Scholars are uncertain about the dates of Liu Haichan's life, and have said he lived in the 10th century,[9] Five Dynasties Period (907-960),[5] floruit 1031,.[10] and died before or circa 1050.[11][12] Holmes Welch notes the chronological problem with Liu Haichan's hagiography.[6] If he was a disciple of Lü Dongbin (fl. c. 800), a minister to Liu Shouguang in 911-913, and the teacher of Zhang Boduan in 1070, Liu Haichan "must have lived some 270 years, a ripe old age even among Taoists". Welch concludes that a disciple could adopt a Daoist master posthumously, either through books or visions.


Liu Haichan writing calligraphy on a wall, (c. 1600) woodblock print

Although Liu Haichan's alchemical texts and poems seem to have been well-known, many became lost works, excepting some citations in the canonical Daozang and quotes in several Song and Yuan neidan works. Liu was also famous for his poetry and the calligraphic traces he left on temple walls—a way of creating new holy places that was also favored by Lü Dongbin.[8]

The official bibliography sections of the (1060) New Book of Tang and the (1345) History of Song both ascribe the Huanjin pian 還金篇 "Chapters on Reverting Gold" to Liu Haichan, called Haichanzi Xuanying 海蟾子玄英, combining his Daoist names.[13] Another text attributed to Liu is the Huangdi Yinfujing jijie 黃帝陰符經集解 "Collected Interpretations of the Yellow Emperor's Hidden Talisman Classic",[7] which is purportedly drawn from ten different sources, many of which are clearly late fabrications.[4]

Liu's autobiographical Rudao ge 入道歌 "Song on Becoming a Taoist", which is probably a Quanzhen apocryphon, is included in his standard biography found in the Jinlian zhengzong ji, and was carved on stone in several locations.[8]

A short work entitled Zhizhen ge 至真歌 "Song of Ultimate Perfection" is ascribed to Liu in the (1796-1820) Daozang jiyao 道藏輯要 "Essentials of the Daoist Canon". However, it identifies him as Haichan dijun 海蟾帝君, using the honorific title Dijun帝君 "Sovereign Lord" that Song emperor Külüg Khan bestowed on him in 1310, suggesting that this edition, if not the composition itself, dates no earlier than the 14th century.[4]

Quanzhen lineages[edit]

According to traditional Daoist legend, the Quanzhen "Complete Perfection" School was founded by Wang Chongyang (1113-1170) after he received enlightenment from the teachings of the immortals Zhongli Quan, Lü Dongbin, and Liu Haichan in 1159. After Wang's death, these four and Donghua dijun 東華帝君 "Master of Eastern Florescence" were declared the Five Patriarchs of the Quanzhen School.
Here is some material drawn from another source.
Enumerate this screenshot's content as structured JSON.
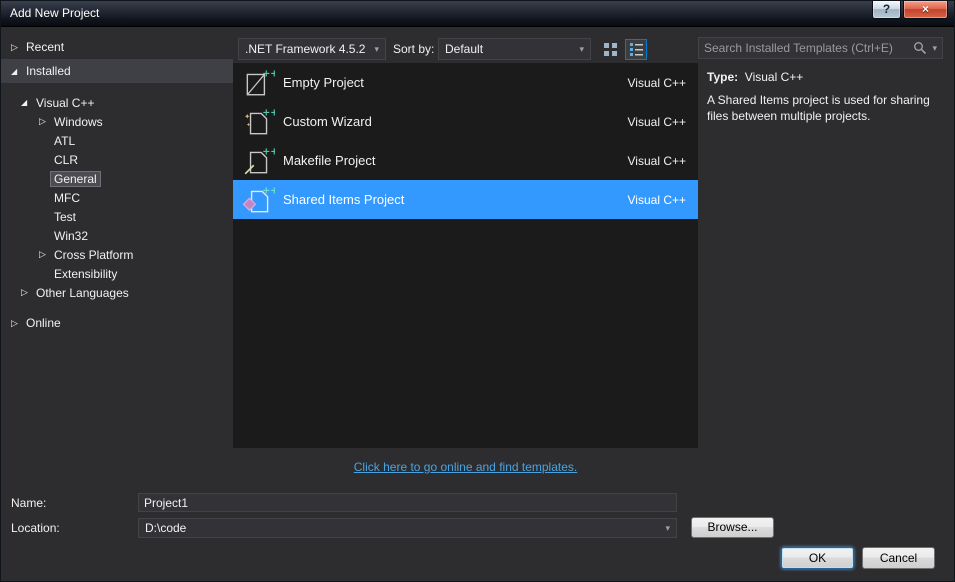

In the late 12th century, the Quanzhen School neidan "internal alchemy" tradition came to be divided into a Beizong 北宗 "Northern Lineage" and Nanzong 南宗 "Southern Lineage", terms first used by Chan Buddhism. The date when the term Nanzong came into use is uncertain, and Boltz describes the lineage as ex post facto.[4] The Northern Lineage emphasized monastic discipline, ascetic practices, and celibacy, along with some neidan practices.[14] The primary concern of the Southern Lineage was neidan, and compared to the Nanzong, it was smaller, more loosely organized, and did not require members to become monks.[6]

By the 13th century, the Five Patriarchs of the Southern Lineage were identified as Liu Haichan (fl. 1031), Zhang Boduan (d. c. 1082), Shi Tai 石泰 (d. 1158), Xue Zixian 薛紫賢 (d. 1191), and Chen Nan陳楠 (d. 1213).[4] Liu Haichan and his teachers Zhongli Quan and Lü Dongbin are revered by both the Quanzhen and Nanzong lineages. Liu's importance, however, appears to have waned already by the Yuan dynasty (1271-1368), and very few texts are attributed to him in later anthologies.[15]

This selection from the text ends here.